Both Republicans and Democrats on the 15-member elected State Board of Education are equally at fault for the "partisan bickering and fighting" that has marked recent debates over science and language arts curriculum standards, Averitt said.
"All I hear is that the Republicans want to push their religious views into the curriculum, and the Democrats want to teach our children how to masturbate," Averitt said during the committee hearing Tuesday.
Senate Bill 2275 would give the state's education commissioner, who is appointed by the governor, the authority to approve the curriculum standards and textbooks based on the recommendations of a group of educators. The board members, however, could override the commissioner's decision with a four-fifths vote.
State Board of Education Chairman Don McLeroy, R-College Station, said that under the proposal, only the "education establishment" would shape curriculum and textbook decisions and that the board would simply become a rubber stamp.
"There is nobody to question them if this bill is passed," McLeroy said. "What is wrong with having a debate?"
The political process ensures that parents and Texas voters have a voice in what students learn, he said.
"Regular people have a say-so with the State Board of Education because they elect us," McLeroy said.
But students' needs are overwhelmed by the controversy, said Sen. Kel Seliger, R-Amarillo, another author of the bipartisan bill.
The proposed approach would ensure educators with experience and expertise in teaching the academic subjects can shape the curriculum and pick the textbooks without political interference, he said.

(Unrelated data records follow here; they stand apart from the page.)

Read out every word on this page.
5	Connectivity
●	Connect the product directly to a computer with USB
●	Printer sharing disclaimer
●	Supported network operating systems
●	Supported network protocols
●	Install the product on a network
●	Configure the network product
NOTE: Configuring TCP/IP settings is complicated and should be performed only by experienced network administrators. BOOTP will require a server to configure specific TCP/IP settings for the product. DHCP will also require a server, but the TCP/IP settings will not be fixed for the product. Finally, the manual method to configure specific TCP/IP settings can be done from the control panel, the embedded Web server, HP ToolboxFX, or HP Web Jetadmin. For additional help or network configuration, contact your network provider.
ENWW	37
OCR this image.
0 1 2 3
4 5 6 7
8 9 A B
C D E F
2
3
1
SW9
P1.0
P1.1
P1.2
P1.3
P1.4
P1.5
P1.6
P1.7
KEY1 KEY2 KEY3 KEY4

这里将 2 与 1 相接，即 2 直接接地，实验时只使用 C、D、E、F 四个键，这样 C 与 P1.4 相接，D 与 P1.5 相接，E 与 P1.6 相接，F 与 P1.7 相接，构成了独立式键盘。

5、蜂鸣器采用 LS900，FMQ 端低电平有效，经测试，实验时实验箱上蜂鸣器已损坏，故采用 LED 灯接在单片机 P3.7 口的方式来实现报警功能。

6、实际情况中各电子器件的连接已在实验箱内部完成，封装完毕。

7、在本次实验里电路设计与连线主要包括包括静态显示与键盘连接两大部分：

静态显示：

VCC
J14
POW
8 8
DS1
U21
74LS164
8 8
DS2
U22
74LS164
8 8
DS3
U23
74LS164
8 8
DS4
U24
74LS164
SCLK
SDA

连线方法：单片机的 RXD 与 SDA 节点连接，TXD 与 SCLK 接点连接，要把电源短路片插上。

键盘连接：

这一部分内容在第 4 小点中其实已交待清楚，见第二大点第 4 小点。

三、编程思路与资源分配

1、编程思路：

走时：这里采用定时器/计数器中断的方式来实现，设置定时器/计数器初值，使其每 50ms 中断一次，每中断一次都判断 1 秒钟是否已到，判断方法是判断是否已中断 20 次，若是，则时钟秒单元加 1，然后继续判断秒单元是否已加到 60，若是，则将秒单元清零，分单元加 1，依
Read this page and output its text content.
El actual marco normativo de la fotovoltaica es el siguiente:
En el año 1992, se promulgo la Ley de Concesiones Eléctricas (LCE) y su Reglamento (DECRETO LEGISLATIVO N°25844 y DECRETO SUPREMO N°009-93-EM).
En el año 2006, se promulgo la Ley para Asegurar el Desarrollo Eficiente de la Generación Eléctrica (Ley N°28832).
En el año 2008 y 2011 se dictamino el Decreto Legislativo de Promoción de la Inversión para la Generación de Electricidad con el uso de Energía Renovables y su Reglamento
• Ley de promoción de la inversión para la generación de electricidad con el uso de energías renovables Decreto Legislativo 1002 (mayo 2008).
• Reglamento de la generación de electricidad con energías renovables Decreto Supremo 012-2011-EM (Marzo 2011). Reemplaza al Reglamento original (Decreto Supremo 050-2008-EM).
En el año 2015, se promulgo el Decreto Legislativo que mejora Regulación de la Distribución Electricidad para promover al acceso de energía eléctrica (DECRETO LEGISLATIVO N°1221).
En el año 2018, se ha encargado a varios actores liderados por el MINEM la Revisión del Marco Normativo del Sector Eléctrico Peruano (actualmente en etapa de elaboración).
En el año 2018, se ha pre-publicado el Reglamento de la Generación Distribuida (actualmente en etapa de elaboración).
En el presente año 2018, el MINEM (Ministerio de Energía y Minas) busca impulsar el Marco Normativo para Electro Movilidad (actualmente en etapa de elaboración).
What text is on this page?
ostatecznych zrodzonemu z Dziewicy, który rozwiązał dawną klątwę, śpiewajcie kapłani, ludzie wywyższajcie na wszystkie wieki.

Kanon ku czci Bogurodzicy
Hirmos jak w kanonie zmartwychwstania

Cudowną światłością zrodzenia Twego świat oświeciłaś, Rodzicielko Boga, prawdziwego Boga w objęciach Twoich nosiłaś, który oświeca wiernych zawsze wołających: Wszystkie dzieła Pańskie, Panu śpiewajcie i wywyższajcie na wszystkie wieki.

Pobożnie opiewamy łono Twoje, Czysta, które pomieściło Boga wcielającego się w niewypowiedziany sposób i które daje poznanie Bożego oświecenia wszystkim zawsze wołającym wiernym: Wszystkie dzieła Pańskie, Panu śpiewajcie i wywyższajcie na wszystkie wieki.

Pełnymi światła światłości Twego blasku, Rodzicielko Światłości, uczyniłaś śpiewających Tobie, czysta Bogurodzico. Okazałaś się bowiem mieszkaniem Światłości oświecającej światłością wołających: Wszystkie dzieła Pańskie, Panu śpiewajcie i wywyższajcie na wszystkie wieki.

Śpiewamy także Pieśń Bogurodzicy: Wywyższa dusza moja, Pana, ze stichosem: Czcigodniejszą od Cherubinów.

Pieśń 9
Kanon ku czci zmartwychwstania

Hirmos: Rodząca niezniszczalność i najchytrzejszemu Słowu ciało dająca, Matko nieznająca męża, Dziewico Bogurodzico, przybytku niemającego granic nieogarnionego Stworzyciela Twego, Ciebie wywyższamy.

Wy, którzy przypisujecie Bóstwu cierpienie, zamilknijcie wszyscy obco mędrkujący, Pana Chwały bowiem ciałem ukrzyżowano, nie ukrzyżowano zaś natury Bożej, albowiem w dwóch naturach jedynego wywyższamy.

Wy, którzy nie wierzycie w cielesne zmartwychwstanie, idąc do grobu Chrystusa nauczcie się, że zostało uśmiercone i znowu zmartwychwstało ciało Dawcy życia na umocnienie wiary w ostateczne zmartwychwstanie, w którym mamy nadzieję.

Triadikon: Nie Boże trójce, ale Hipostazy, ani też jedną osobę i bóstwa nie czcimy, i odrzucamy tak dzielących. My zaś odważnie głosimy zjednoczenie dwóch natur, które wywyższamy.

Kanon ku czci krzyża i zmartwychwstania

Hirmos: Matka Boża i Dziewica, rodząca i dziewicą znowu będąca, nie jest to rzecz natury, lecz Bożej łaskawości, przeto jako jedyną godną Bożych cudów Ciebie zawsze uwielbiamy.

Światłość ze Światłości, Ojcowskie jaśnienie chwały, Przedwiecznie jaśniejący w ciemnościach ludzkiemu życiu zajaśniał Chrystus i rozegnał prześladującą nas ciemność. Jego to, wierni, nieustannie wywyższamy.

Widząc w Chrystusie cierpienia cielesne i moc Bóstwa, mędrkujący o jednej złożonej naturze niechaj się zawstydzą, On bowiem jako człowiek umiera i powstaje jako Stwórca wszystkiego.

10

Sen. Dan Patrick, R-Houston, said he was concerned that the change would mean the people of Texas would no longer have a hand in such critical decisions if the elected state board were essentially removed from the process.
Last month, the board stirred controversy with new science curriculum standards that critics say open the door to attacks on teaching evolution.
University of Texas biology professor David Hillis said the result of that decision is: "Texas students now have a weakened science curriculum, and the science reputation of the state has been seriously injured." This bill will "keep the focus of education on education, rather than on politics," Hillis said.